Mme Éliane Assassi. C’est vrai ! Mais qui a supprimé des milliers de postes dans la police ?
M. François Bonhomme. Mais alors, madame Assassi, pensez-vous vraiment que c’est en rendant impraticable l’exercice des prérogatives majeures du maintien de l’ordre public que l’on va améliorer cette situation ?
Mme Éliane Assassi. Ne racontez pas n’importe quoi !
M. François Bonhomme. C’est quand même un drôle de paradoxe : la proposition de loi accrédite l’idée auprès des « jeunes », auxquels elle est censée s’adresser, qu’ils ne sont pas dans un État de droit, que les policiers sont des ennemis de classe, face à un État détenteur de la force brutale et indistincte pour quiconque est l’objet d’une vérification d’identité ou manifeste pacifiquement.
Mme Évelyne Didier. Vous êtes vraiment content de vous ?
M. François Bonhomme. Elle est là, l’erreur majeure !
Enfin, je dirai un mot sur la récente campagne d’affichage de la CGT. (Exclamations sur les travées du groupe CRC.)
Mme Éliane Assassi. Mme la secrétaire d’État n’en a pas parlé, alors il faut que ce soit vous qui le fassiez ! C’est nul !
M. François Bonhomme. Ce syndicat, qui se pique de « défendre vos droits », a fait circuler deux affiches.
M. le président. Veuillez conclure, mon cher collègue.
M. François Bonhomme.

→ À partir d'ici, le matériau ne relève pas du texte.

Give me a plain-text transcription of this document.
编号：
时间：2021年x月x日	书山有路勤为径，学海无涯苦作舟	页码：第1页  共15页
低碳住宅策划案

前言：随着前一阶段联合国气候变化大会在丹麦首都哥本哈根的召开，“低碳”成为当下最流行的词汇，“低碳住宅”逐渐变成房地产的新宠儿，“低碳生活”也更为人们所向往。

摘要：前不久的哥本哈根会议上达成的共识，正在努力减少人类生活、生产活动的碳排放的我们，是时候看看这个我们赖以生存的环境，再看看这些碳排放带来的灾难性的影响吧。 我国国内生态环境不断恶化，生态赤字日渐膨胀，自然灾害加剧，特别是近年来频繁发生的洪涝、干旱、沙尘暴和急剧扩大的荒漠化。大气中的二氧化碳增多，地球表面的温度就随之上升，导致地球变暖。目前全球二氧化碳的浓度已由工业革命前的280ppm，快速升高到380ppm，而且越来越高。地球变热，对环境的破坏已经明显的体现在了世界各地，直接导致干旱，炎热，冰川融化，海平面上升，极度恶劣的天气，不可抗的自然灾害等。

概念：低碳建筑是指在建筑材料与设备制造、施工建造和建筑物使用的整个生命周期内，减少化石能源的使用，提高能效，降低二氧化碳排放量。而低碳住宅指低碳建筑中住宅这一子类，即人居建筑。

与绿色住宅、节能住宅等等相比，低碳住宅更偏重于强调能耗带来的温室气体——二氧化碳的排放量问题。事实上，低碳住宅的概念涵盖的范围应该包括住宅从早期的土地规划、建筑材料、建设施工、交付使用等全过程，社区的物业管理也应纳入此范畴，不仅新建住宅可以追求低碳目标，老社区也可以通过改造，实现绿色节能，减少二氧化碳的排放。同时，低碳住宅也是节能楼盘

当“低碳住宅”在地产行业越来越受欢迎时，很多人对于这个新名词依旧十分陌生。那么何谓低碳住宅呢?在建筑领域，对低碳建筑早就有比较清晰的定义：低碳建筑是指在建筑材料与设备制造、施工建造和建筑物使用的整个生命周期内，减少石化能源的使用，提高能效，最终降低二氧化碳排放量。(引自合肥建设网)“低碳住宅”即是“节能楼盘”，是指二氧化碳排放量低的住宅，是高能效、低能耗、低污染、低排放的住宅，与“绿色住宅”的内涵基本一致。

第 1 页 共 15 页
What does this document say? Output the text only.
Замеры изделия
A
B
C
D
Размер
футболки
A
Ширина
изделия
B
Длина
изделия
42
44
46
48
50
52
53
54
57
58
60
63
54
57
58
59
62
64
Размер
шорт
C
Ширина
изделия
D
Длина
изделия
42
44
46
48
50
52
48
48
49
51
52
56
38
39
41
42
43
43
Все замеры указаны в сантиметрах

Je conclus, monsieur le président.
L’une d’entre elles comporte une photo représentant un alignement de Rangers souillées de sang avec le slogan « Stop à la répression ». Malheureusement, toutes les forces politiques ne l’ont pas condamnée.
Mme Laurence Cohen. Quel est le rapport ?
M. François Bonhomme. Voilà assurément qui n’est pas de nature à améliorer la confiance entre la police et les « jeunes ».
Cette proposition de loi est un contresens total et va à rebours de la volonté affichée par ses auteurs. Nous devons au contraire rappeler que, dans un État de droit, la mission qui incombe aux fonctionnaires de police est d’assurer la sécurité. C’est une tâche noble, essentielle et exigeante. (Applaudissements sur les travées du groupe Les Républicains. – M. Yves Détraigne applaudit également.)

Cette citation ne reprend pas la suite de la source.